Let's start with the big one. Yellow cars depreciate the least. According to automotive research data, yellow vehicles lose only about 4.5% of their original value over three years. That's wildly low compared to the industry average. Orange, purple, red, and green round out the top five, all depreciating between roughly 10% and 14% in the same period.

Meanwhile, the colors most of us actually buy, black, white, silver, and gray, fall somewhere in the middle or worse. They're safe. They're popular. But "popular" is actually part of the problem.
Why Unusual Car Colors Hold Their Value
Think about it from a buyer's perspective. If someone is shopping for a used car and they want something in black, they've got ten thousand options to scroll through. Supply is everywhere, which means nobody needs to pay a premium.
But if someone wants a yellow Jeep Wrangler or an orange Subaru Crosstrek? The supply is tiny. Fewer of those exist on the used market, so buyers compete over them, and prices stay stronger as a result.
It's basic supply and demand, just applied to paint.

The Red Car Insurance Myth
While we're on the topic of car colors and money, let's put one old myth to bed. Red cars do not cost more to insure. Insurance companies don't even ask what color your car is on the application. They care about the make, model, year, your driving record, your location, and how much you drive. Color doesn't enter the equation.
The only exception is if you have a custom paint job, and that's because custom work raises repair costs, not because of the color itself.

So Should You Buy a Bright Yellow Car?
Not necessarily. Car color and resale value are just one piece of the puzzle. If you hate yellow, you're going to hate looking at your car every day for the next five years, and that's not worth a few extra bucks at trade-in.
But if you're torn between two colors and one of them happens to be a less common shade, this is worth knowing.

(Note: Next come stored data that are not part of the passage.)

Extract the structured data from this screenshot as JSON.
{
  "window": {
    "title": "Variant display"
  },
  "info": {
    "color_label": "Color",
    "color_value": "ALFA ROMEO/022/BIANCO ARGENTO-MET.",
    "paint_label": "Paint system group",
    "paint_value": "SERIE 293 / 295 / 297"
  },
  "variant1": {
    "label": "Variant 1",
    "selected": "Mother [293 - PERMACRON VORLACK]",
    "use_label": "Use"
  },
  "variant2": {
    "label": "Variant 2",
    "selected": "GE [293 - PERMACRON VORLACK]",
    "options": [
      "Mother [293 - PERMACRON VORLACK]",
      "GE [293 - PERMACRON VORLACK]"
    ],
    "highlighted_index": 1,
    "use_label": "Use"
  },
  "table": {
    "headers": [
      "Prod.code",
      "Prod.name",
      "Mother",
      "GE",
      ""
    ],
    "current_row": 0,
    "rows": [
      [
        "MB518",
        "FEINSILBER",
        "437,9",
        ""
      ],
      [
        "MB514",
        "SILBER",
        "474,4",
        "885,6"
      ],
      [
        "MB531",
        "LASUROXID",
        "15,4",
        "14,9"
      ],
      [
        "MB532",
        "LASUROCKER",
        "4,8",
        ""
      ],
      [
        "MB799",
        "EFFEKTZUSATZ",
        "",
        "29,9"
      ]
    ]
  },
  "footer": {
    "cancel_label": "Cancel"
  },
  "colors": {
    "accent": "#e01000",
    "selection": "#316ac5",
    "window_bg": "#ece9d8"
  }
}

That bold choice might actually be the smarter financial move.
There's also a practical angle. Bright and unusual colors are easier to spot in parking lots, less likely to be involved in certain types of accidents (visibility matters), and frankly, they're just more fun. If you were already leaning toward something a little different, consider this your permission slip.

What About White and Black?
White and black still sell well and move quickly on the used market, which counts for something. A car that sits on the lot for weeks loses value too. So these colors aren't bad choices by any stretch. They're just not the hidden advantage that unusual colors turn out to be.
The takeaway here is pretty simple. Next time you're configuring a new car online and hovering over the color options, remember that the boring choice isn't always the safe one. Sometimes the color that turns heads also keeps your wallet a little fuller when it's time to sell.